The phrase "run like the wind" first appeared in literature in the early 19th century in the Oliver Twist novel by Charles Dickens in 1838. In the first chapter of the book, a young Oliver is said to have “run like the wind” when he was escaping from a group of pickpockets. This phrase has become a popular part of English vernacular ever since, with further mentions in famous novels and works of literature. However, the etymology of the phrase can be traced back to a much earlier origin. The concept of the wind as an unstoppable force of nature was a popular theme in ancient Greek mythology, where several gods and creatures were said to have wings made of wind. This imagery was likely used to describe the strength and speed of motion.
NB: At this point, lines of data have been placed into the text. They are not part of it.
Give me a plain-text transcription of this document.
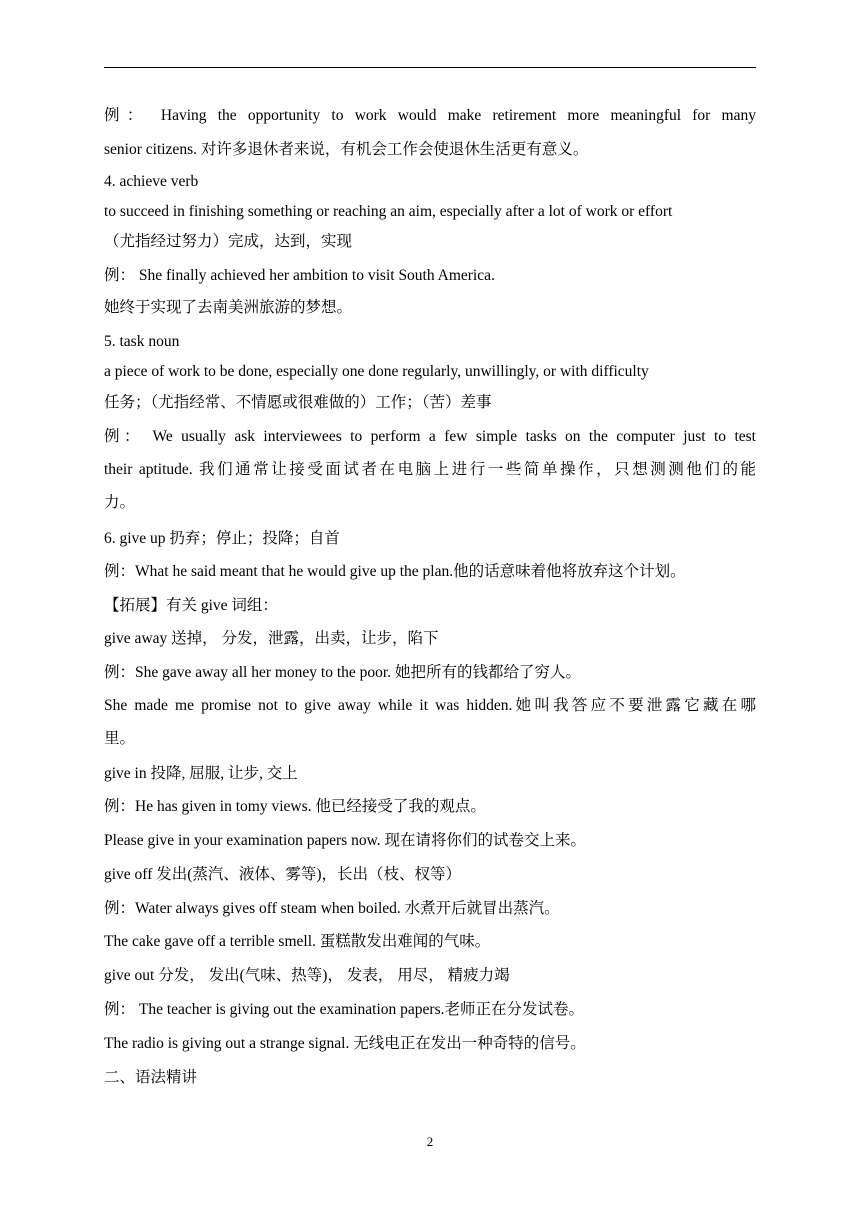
例： Having the opportunity to work would make retirement more meaningful for many
senior citizens. 对许多退休者来说，有机会工作会使退休生活更有意义。
4. achieve verb
to succeed in finishing something or reaching an aim, especially after a lot of work or effort
（尤指经过努力）完成，达到，实现
例： She finally achieved her ambition to visit South America.
她终于实现了去南美洲旅游的梦想。
5. task noun
a piece of work to be done, especially one done regularly, unwillingly, or with difficulty
任务；（尤指经常、不情愿或很难做的）工作；（苦）差事
例： We usually ask interviewees to perform a few simple tasks on the computer just to test
their aptitude. 我们通常让接受面试者在电脑上进行一些简单操作，只想测测他们的能
力。
6. give up 扔弃；停止；投降；自首
例：What he said meant that he would give up the plan.他的话意味着他将放弃这个计划。
【拓展】有关 give 词组：
give away 送掉， 分发，泄露，出卖，让步，陷下
例：She gave away all her money to the poor. 她把所有的钱都给了穷人。
She made me promise not to give away while it was hidden.她叫我答应不要泄露它藏在哪
里。
give in 投降, 屈服, 让步, 交上
例：He has given in tomy views. 他已经接受了我的观点。
Please give in your examination papers now. 现在请将你们的试卷交上来。
give off 发出(蒸汽、液体、雾等)，长出（枝、杈等）
例：Water always gives off steam when boiled. 水煮开后就冒出蒸汽。
The cake gave off a terrible smell. 蛋糕散发出难闻的气味。
give out 分发， 发出(气味、热等)， 发表， 用尽， 精疲力竭
例： The teacher is giving out the examination papers.老师正在分发试卷。
The radio is giving out a strange signal. 无线电正在发出一种奇特的信号。
二、语法精讲
2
The phrase "run like the wind" is often used to describe someone who is very quick in their movement and can almost be equated with a force of nature. It is commonly used in the colloquial sense to emphasize the speed of motion, but can also be used in a more figurative sense. In this sense, the phrase can refer to a process, strive or event that is expected to be completed in a very short space of time. It can also be used in place of a verb in order to indicate that something must be done very quickly. For example, "We need to run like the wind to meet our deadline".
- She ran like the wind and was out of sight in a matter of seconds.
- We need to run like the wind if we
Idioms with similar meanings in different languages
"Barking up the wrong tree" is an English idiom that means to pursue a mistaken or misguided course of action. In German, the similar idiom is "Auf dem Holzweg sein," which translates to "To be on the wrong track." This idiom emphasizes the idea that when you are pursuing the wrong course of action, you are not going to achieve your desired outcome.